If we say we are in a war against Muslims, then the enemy arrayed against us numbers in the billions. If we are at war against terrorists, then we have reduced the numbers to thousands and have allied ourselves with Muslims as sick of senseless killing as we are.
Russ Marlett
Wimberley


Not all Islamic groups teach hatred of others
Brother H.K. Rahlfs and those who agree with his blanket condemnation of Muslims need to explore and learn (“Bringing troops home won’t solve problems,” Aug. 11). Read Irshad Manji’s The Trouble With Islam, or check her Web site.
Within the Muslim religion there is a group called the Wahhabi.

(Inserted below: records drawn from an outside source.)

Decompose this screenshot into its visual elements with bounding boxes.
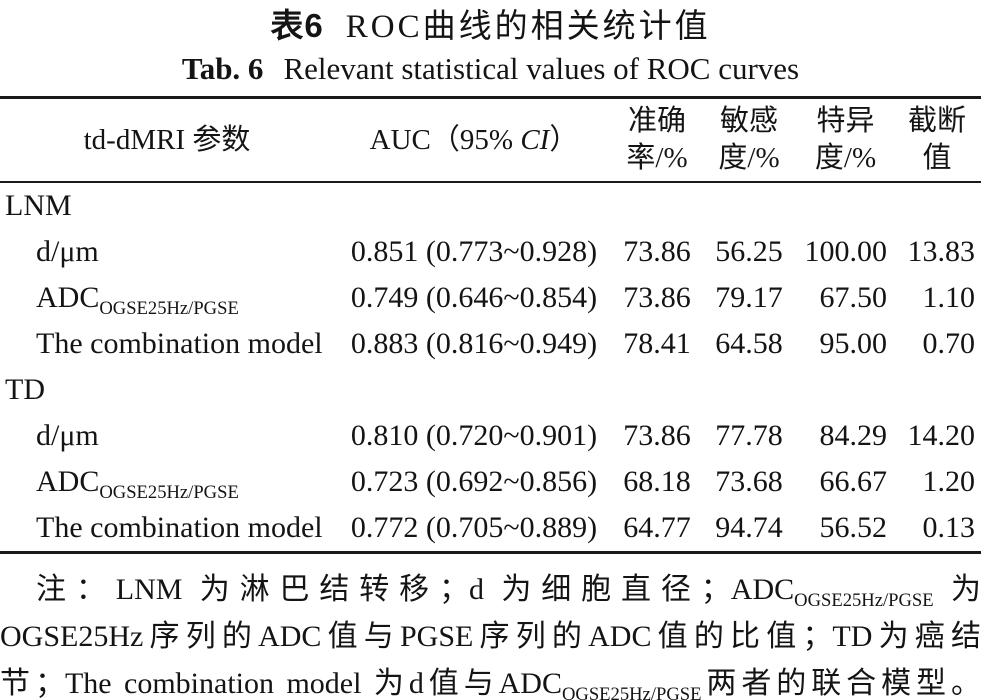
header-row: td-dMRI 参数 AUC（95% CI） 准确 率/% 敏感 度/% 特异 度/%… xyxy=(0,97,981,183)
accuracy-cell: 73.86 xyxy=(623,419,691,452)
specificity-cell: 100.00 xyxy=(804,235,888,268)
param-cell: The combination model xyxy=(36,511,323,544)
param-subscript: OGSE25Hz/PGSE xyxy=(99,482,239,504)
table-title-zh-text: ROC曲线的相关统计值 xyxy=(345,9,711,45)
table-data-row: d/μm 0.810 (0.720~0.901) 73.86 77.78 84.29 14… xyxy=(0,413,981,459)
table-note: 注：LNM 为淋巴结转移；d 为细胞直径；ADCOGSE25Hz/PGSE 为 … xyxy=(0,566,981,700)
specificity-cell: 66.67 xyxy=(819,465,888,498)
accuracy-cell: 64.77 xyxy=(623,511,691,544)
header-accuracy: 准确 率/% xyxy=(614,97,700,183)
param-subscript: OGSE25Hz/PGSE xyxy=(99,298,239,320)
accuracy-cell: 68.18 xyxy=(623,465,691,498)
table-group-row: LNM xyxy=(0,182,981,229)
table-title-en: Tab. 6 Relevant statistical values of ROC… xyxy=(0,49,981,89)
cutoff-cell: 13.83 xyxy=(907,235,976,268)
auc-cell: 0.883 (0.816~0.949) xyxy=(350,327,598,360)
param-cell: ADCOGSE25Hz/PGSE xyxy=(36,465,239,504)
specificity-cell: 67.50 xyxy=(819,281,888,314)
sensitivity-cell: 94.74 xyxy=(715,511,783,544)
note-line-1: 注：LNM 为淋巴结转移；d 为细胞直径；ADCOGSE25Hz/PGSE 为 xyxy=(36,573,981,612)
sensitivity-cell: 77.78 xyxy=(715,419,783,452)
table-data-row: The combination model 0.883 (0.816~0.949)… xyxy=(0,321,981,367)
table-number-zh: 表6 xyxy=(270,7,324,44)
table-data-row: The combination model 0.772 (0.705~0.889)… xyxy=(0,505,981,553)
sensitivity-cell: 56.25 xyxy=(715,235,783,268)
auc-cell: 0.772 (0.705~0.889) xyxy=(350,511,598,544)
roc-statistics-table: td-dMRI 参数 AUC（95% CI） 准确 率/% 敏感 度/% 特异 度/%… xyxy=(0,96,981,554)
auc-cell: 0.723 (0.692~0.856) xyxy=(350,465,598,498)
sensitivity-cell: 79.17 xyxy=(715,281,783,314)
accuracy-cell: 73.86 xyxy=(623,281,691,314)
auc-cell: 0.810 (0.720~0.901) xyxy=(350,419,598,452)
sensitivity-cell: 64.58 xyxy=(715,327,783,360)
sensitivity-cell: 73.68 xyxy=(715,465,783,498)
header-param: td-dMRI 参数 xyxy=(0,97,334,183)
table-title-zh: 表6 ROC曲线的相关统计值 xyxy=(0,0,981,49)
accuracy-cell: 73.86 xyxy=(623,235,691,268)
auc-cell: 0.851 (0.773~0.928) xyxy=(350,235,598,268)
table-title-en-text: Relevant statistical values of ROC curve… xyxy=(283,51,800,86)
adc-subscript: OGSE25Hz/PGSE xyxy=(561,684,702,700)
table-data-row: ADCOGSE25Hz/PGSE 0.749 (0.646~0.854) 73.86… xyxy=(0,275,981,321)
cutoff-cell: 1.20 xyxy=(922,465,976,498)
cutoff-cell: 1.10 xyxy=(922,281,976,314)
cutoff-cell: 0.70 xyxy=(922,327,976,360)
cutoff-cell: 0.13 xyxy=(922,511,976,544)
param-cell: d/μm xyxy=(36,235,99,268)
cutoff-cell: 14.20 xyxy=(907,419,976,452)
param-cell: The combination model xyxy=(36,327,323,360)
specificity-cell: 95.00 xyxy=(819,327,888,360)
header-cutoff: 截断值 xyxy=(893,97,981,183)
param-cell: LNM xyxy=(5,189,72,222)
table-data-row: ADCOGSE25Hz/PGSE 0.723 (0.692~0.856) 68.18… xyxy=(0,459,981,505)
note-line-3: 节；The combination model 为d值与ADCOGSE25Hz/… xyxy=(0,660,981,700)
header-auc: AUC（95% CI） xyxy=(334,97,614,183)
adc-subscript: OGSE25Hz/PGSE xyxy=(794,590,934,612)
table-header: td-dMRI 参数 AUC（95% CI） 准确 率/% 敏感 度/% 特异 度/%… xyxy=(0,97,981,183)
header-specificity: 特异 度/% xyxy=(798,97,893,183)
param-cell: ADCOGSE25Hz/PGSE xyxy=(36,281,239,320)
note-line-2: OGSE25Hz序列的ADC值与PGSE序列的ADC值的比值；TD为癌结 xyxy=(0,620,981,653)
param-cell: TD xyxy=(5,373,45,406)
table-number-en: Tab. 6 xyxy=(181,51,264,86)
auc-cell: 0.749 (0.646~0.854) xyxy=(350,281,598,314)
table-body: LNM d/μm 0.851 (0.773~0.928) 73.86 56.25 100.… xyxy=(0,182,981,553)
table-data-row: d/μm 0.851 (0.773~0.928) 73.86 56.25 100.00 1… xyxy=(0,229,981,275)
accuracy-cell: 78.41 xyxy=(623,327,691,360)
param-cell: d/μm xyxy=(36,419,99,452)
table-group-row: TD xyxy=(0,367,981,413)
specificity-cell: 84.29 xyxy=(819,419,888,452)
header-sensitivity: 敏感 度/% xyxy=(700,97,798,183)
specificity-cell: 56.52 xyxy=(819,511,888,544)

This group runs the schools in Saudi Arabia and many of the madressas in the United States, Europe and across the world.
The Wahhabi teach hatred of Jews, using propaganda lies Adolf Hitler used to inflame Germans, but Wahhabi teach those lies as facts. Wahhabi teach hatred of Christians, of America and of Shia Muslims.
The history of Wahhabi in The Two Faces of Islam by Stephen Schwartz is an interesting and troubling read. Wahhabism is funded by the Saudi royal family with our millions paid to them for oil.
If we stop importing oil from them, we cut the funds for those madressas’ teachings.